I recently saw a video of David Fischer using an adze to carve large bowls and to say the least I was intrigued. Being limited by the size of my mini lathe I've always wanted to find a way to make large bowls without having to buy a larger lathe. Which isn't an option living in an apt. The question I have is has anyone ever used one before? If so how do you like it? Is it worth investing in?


----------



## Wildwood (Jul 22, 2012)

No! Making bowls that way reminds me of that dreaded four letter word WORK!

By the time you pick up an assortment of adz's, chisels, scrapers to make bowls will have a serious investment unless come across deals at flea markets or make your own tools.

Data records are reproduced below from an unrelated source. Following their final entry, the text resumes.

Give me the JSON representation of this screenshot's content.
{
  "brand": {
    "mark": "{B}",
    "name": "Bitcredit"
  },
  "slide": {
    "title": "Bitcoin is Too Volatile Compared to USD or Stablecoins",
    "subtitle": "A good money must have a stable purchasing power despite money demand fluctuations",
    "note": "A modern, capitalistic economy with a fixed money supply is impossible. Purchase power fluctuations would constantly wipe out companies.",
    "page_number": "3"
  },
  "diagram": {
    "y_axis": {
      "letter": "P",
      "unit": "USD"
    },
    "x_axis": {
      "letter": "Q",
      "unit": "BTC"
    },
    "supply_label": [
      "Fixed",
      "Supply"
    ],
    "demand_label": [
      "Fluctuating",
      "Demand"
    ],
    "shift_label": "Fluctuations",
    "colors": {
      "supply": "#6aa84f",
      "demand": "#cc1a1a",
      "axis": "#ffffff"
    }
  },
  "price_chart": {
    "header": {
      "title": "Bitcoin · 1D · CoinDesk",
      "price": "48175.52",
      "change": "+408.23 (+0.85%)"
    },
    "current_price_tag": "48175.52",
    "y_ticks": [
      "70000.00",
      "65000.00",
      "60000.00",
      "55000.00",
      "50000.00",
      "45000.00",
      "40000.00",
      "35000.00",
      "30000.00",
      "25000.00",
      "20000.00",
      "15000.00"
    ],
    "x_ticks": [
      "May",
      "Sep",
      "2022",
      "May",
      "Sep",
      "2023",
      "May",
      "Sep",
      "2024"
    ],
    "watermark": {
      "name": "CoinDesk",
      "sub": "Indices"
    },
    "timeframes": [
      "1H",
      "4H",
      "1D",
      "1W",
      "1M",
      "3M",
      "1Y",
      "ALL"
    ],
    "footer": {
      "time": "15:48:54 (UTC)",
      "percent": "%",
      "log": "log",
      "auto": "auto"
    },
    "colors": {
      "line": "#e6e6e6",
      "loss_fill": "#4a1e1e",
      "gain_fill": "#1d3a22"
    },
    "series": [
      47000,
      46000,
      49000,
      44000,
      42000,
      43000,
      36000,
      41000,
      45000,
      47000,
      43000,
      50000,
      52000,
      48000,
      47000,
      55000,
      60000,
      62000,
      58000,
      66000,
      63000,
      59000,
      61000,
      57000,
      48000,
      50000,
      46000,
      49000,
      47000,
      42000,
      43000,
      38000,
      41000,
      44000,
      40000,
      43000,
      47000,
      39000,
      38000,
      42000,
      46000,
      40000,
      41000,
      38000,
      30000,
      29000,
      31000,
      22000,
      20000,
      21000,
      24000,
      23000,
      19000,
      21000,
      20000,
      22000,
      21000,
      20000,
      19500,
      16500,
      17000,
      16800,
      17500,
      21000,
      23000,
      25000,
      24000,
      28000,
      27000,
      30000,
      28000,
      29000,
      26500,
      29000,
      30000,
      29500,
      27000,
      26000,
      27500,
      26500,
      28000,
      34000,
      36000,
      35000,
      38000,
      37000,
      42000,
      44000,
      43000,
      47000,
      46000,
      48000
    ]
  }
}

http://www.traditionalwoodworker.com/products.asp?dept=103

Lathe, chucks, turning tools pickup truck, chain saws, homemade wood shed while not cheap still require that dreaded four letter word too!

Good luck with it!


----------



## planeBill (Oct 21, 2011)

It is a bit of work but it is woodworking and it is fun. I have made a few bowls this way for my wife and once I was taught to use the adze correctly it became much easier. It is not really a multi purpose tool unless you intend to build boats too. Mine came in handy when shaping a large deadwood but other than that I haven't found many other uses for it but others my know of some.
If you do decide to invest in one please treat yourself to a fine tool and but one from Don Dillon in Colfax N C. He makes absolutely the nicest adzes Ive ever seen. A recent instructor of mine who is a professional shipwright trained in England and has built many large ships there and here, is an accomplished furniture maker as well as a bowl maker tried many times to relieve me of my two Dillon adzes. He said they were the nicest ones he had ever used.
Don hand forges them from D1 I think but he may use others too, mine are D1 drill rod stock and I have never been able to dull either of them.


----------



## waho6o9 (May 6, 2011)

http://theblacksmithsanvil.com/wp/?cat=57









Now that's a serious workbench.


----------



## Tim457 (Jan 11, 2013)

Haven't done it but it does look fun. It would only be work if you didn't enjoy it I guess. Here's another good video on the process. While it would be best to have high quality tools if you do this a lot, I would think it's probably best to try an adze out for a bit before you commit a lot of money to it and a vintage one can be a great way to do that. Depends on whether it's worth your time to go looking for one and cleaning it up and sharpening it though too. It can be a time vs money tradeoff.


----------



## Boatman53 (May 21, 2012)

Search out Kestrel tools. They make carving tools used by the northwest coast natives for totem carving. I don't own any but they sure look good. Even have kits and steel blanks for making your own.
A ships adze is just too big in my mind.
Jim


----------